ANTLR adds imported rules to the end of the rule list in a main lexer grammar. That means lexer rules in the main grammar get precedence over imported rules. For example, if a main grammar defines rule `IF : if ;` and an imported grammar defines rule `ID : [a-z]+ ;` (which also recognizes `if`), the imported `ID` wont hide the main grammars `IF` token definition.
## Tokens Section
The purpose of the `tokens` section is to define token types needed by a grammar for which there is no associated lexical rule. The basic syntax is:
```
tokens { Token1, ..., TokenN }
```
Most of the time, the tokens section is used to define token types needed by actions in the grammar as shown in Section 10.3, [Recognizing Languages whose Keywords Arent Fixed](http://pragprog.com/book/tpantlr2/the-definitive-antlr-4-reference):
```
// explicitly define keyword token types to avoid implicit definition warnings
tokens { BEGIN, END, IF, THEN, WHILE }
@lexer::members { // keywords map used in lexer to assign token types
Map<String,Integer> keywords = new HashMap<String,Integer>() {{
put("begin", KeywordsParser.BEGIN);
put("end", KeywordsParser.END);
...
}};
}
```
The `tokens` section really just defines a set of tokens to add to the overall set.
```
$ cat Tok.g4
grammar Tok;
tokens { A, B, C }
a : X ;
$ antlr4 Tok.g4
warning(125): Tok.g4:3:4: implicit definition of token X in parser
$ cat Tok.tokens
A=1
B=2
C=3
X=4
```
## Actions at the Grammar Level
Currently there are only two defined named actions (for the Java target) used outside of grammar rules: `header` and `members`. The former injects code into the generated recognizer class file, before the recognizer class definition, and the latter injects code into the recognizer class definition, as fields and methods.
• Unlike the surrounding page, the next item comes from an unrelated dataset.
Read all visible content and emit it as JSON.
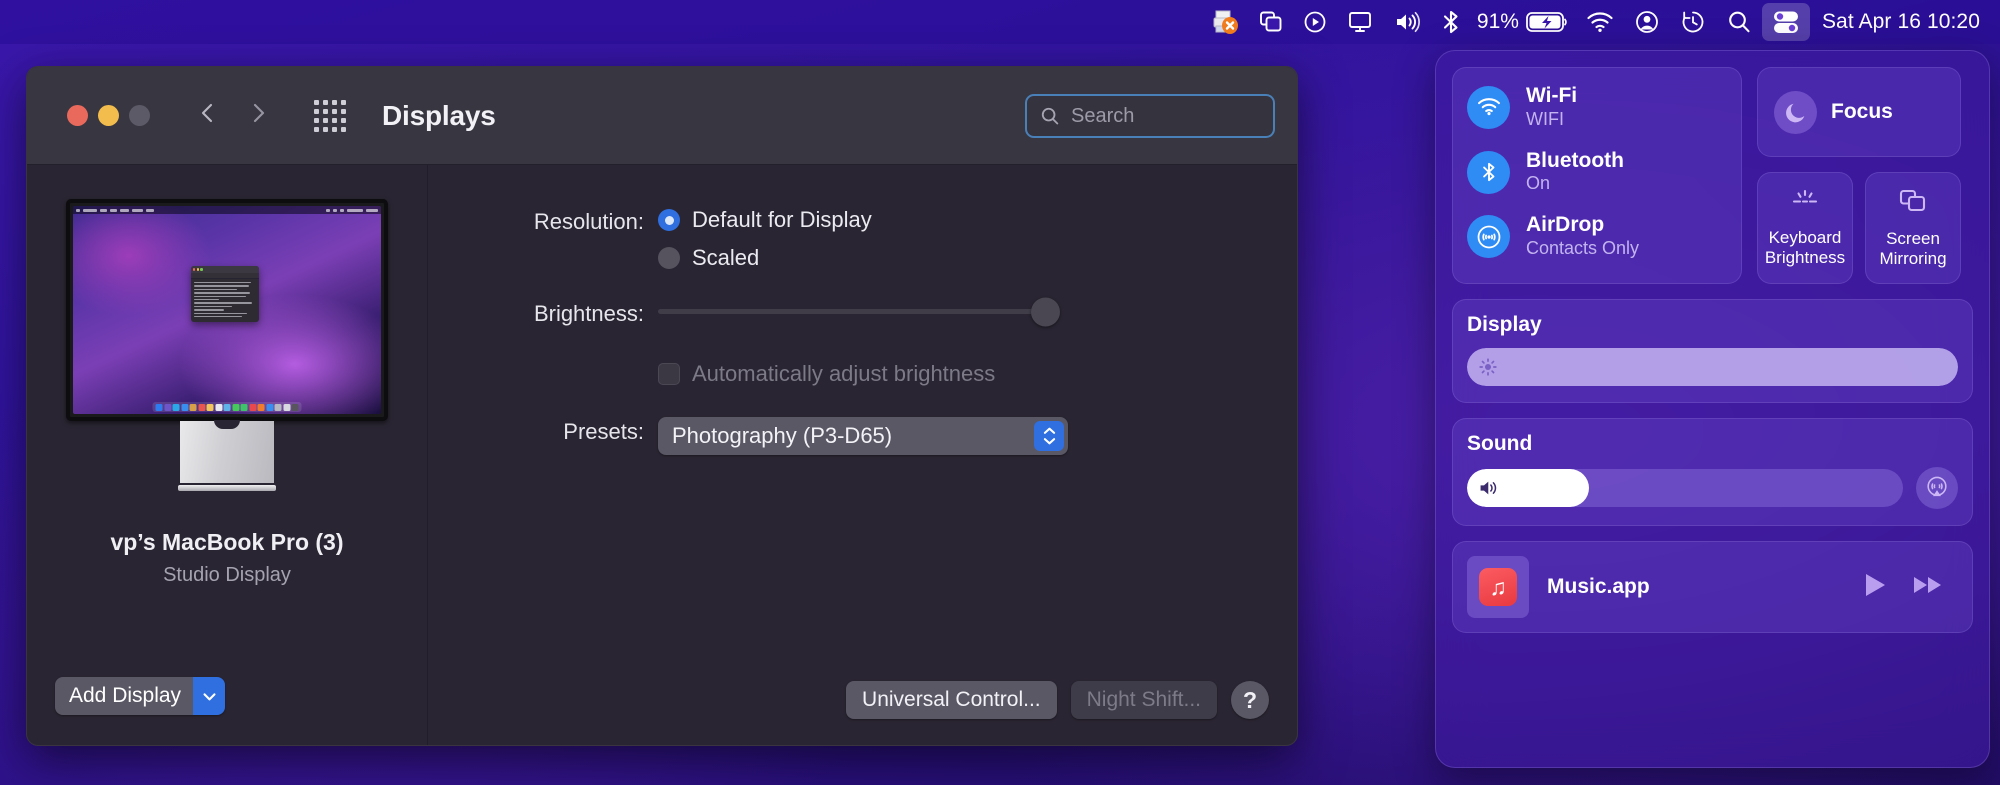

For combined grammars, ANTLR injects the actions into both the parser and the lexer. To restrict an action to the generated parser or lexer, use `@parser::name` or `@lexer::name`.
Heres an example where the grammar specifies a package for the generated code:
```
grammar Count;
@header {
package foo;
}
@members {
int count = 0;
}
list
@after {System.out.println(count+" ints");}
: INT {count++;} (',' INT {count++;} )*
;
INT : [0-9]+ ;
WS : [ \r\t\n]+ -> skip ;
```
The grammar itself then should be in directory `foo` so that ANTLR generates code in that same `foo` directory (at least when not using the `-o` ANTLR tool option):
```
$ cd foo
$ antlr4 Count.g4 # generates code in the current directory (foo)
$ ls
Count.g4 CountLexer.java CountParser.java
Count.tokens CountLexer.tokens
CountBaseListener.java CountListener.java
$ javac *.java
$ cd ..
$ grun foo.Count list
=> 9, 10, 11
=> EOF
<= 3 ints
```
The Java compiler expects classes in package `foo` to be in directory `foo`.